Guide
Deploying a real-time VLM: from camera to answer in under 200ms
A field guide to the latency budget of a live vision pipeline (capture, transport, preprocessing, prefill, and decode) and where the milliseconds actually go.
Every real-time vision deployment lives inside a latency budget. If the round trip from a frame to an answer exceeds ~200ms, the system stops feeling like it is watching and starts feeling like a form submission. This guide walks the budget end to end and shows where the milliseconds hide.
The budget#
For a standardized short task (one frame in, ~24 tokens out) the wall clock breaks down into five stages:
- Capture & encode, the camera or screen produces a frame and the client encodes it. Usually single-digit milliseconds, but a badly chosen codec or a full-resolution still can cost you 50ms before anything leaves the device.
- Transport, the frame travels to the model. This is the term that varies most by region; it is why we measure latency by location.
- Preprocessing, resize, patchify, run the vision tower. Easy to underestimate: we have seen a 15-frame clip spend 428ms of CPU here before the request even touched the GPU.
- Prefill, the model reads the image tokens plus your prompt. Time to first token is dominated by this stage.
- Decode, the model streams the answer at its sustained output speed.
Where the milliseconds go#
The counterintuitive part: for a short answer, decode is rarely the bottleneck. A small model streaming at 300 tok/s emits 24 tokens in ~80ms. The budget is usually spent on preprocessing and prefill (the vision tower and the image-token prefill), plus transport.
That reshapes how you optimize:
- Pick the right model size. A 2–8B VLM on latency-optimized infra clears the bar in most regions; a frontier reasoning model never will, because think time alone is measured in seconds.
- Keep the frame small. Send the resolution the model actually consumes. Oversized frames tax both transport and the vision tower.
- Stay in region. Readiness that only holds next to the datacenter is not readiness. Verify against your users' region, not the closest one.
- Avoid reasoning for reflexes. Reserve chains of thought for the hard single-image question, not the thousand-frame stream.

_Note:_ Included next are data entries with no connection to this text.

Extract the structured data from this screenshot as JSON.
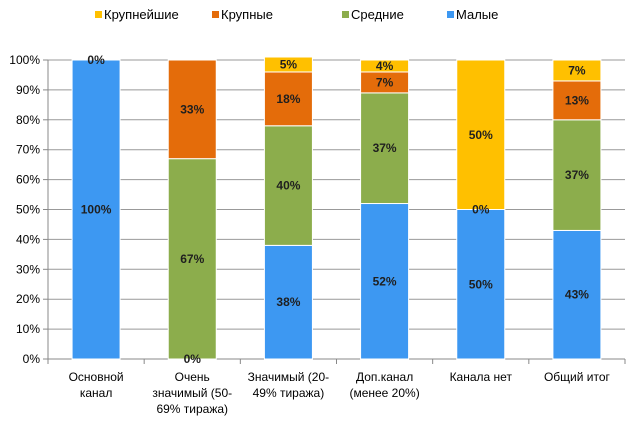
{
  "chart_data": {
    "type": "bar",
    "stacked": true,
    "percent": true,
    "categories": [
      [
        "Основной",
        "канал"
      ],
      [
        "Очень",
        "значимый (50-",
        "69% тиража)"
      ],
      [
        "Значимый (20-",
        "49% тиража)"
      ],
      [
        "Доп.канал",
        "(менее 20%)"
      ],
      [
        "Канала нет"
      ],
      [
        "Общий итог"
      ]
    ],
    "series": [
      {
        "name": "Малые",
        "color": "#3D98F2",
        "values": [
          100,
          0,
          38,
          52,
          50,
          43
        ],
        "labels": [
          "100%",
          "0%",
          "38%",
          "52%",
          "50%",
          "43%"
        ]
      },
      {
        "name": "Средние",
        "color": "#8CAD4C",
        "values": [
          0,
          67,
          40,
          37,
          0,
          37
        ],
        "labels": [
          "",
          "67%",
          "40%",
          "37%",
          "0%",
          "37%"
        ]
      },
      {
        "name": "Крупные",
        "color": "#E46C0A",
        "values": [
          0,
          33,
          18,
          7,
          0,
          13
        ],
        "labels": [
          "",
          "33%",
          "18%",
          "7%",
          "",
          "13%"
        ]
      },
      {
        "name": "Крупнейшие",
        "color": "#FFC000",
        "values": [
          0,
          0,
          5,
          4,
          50,
          7
        ],
        "labels": [
          "0%",
          "",
          "5%",
          "4%",
          "50%",
          "7%"
        ]
      }
    ],
    "legend_order": [
      "Крупнейшие",
      "Крупные",
      "Средние",
      "Малые"
    ],
    "legend_position": "top",
    "ylim": [
      0,
      100
    ],
    "yticks": [
      "0%",
      "10%",
      "20%",
      "30%",
      "40%",
      "50%",
      "60%",
      "70%",
      "80%",
      "90%",
      "100%"
    ],
    "grid": true
  }
}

Reading the boards for deployment#
Start from the latency board filtered to real-time readiness, cross-reference cost per task so a cheap-looking per-token price doesn't hide an expensive workload, and confirm the regional spread covers where you actually run. The model that wins is almost never the one at the top of the Intelligence Index, it is the fastest one that is still smart enough for the task.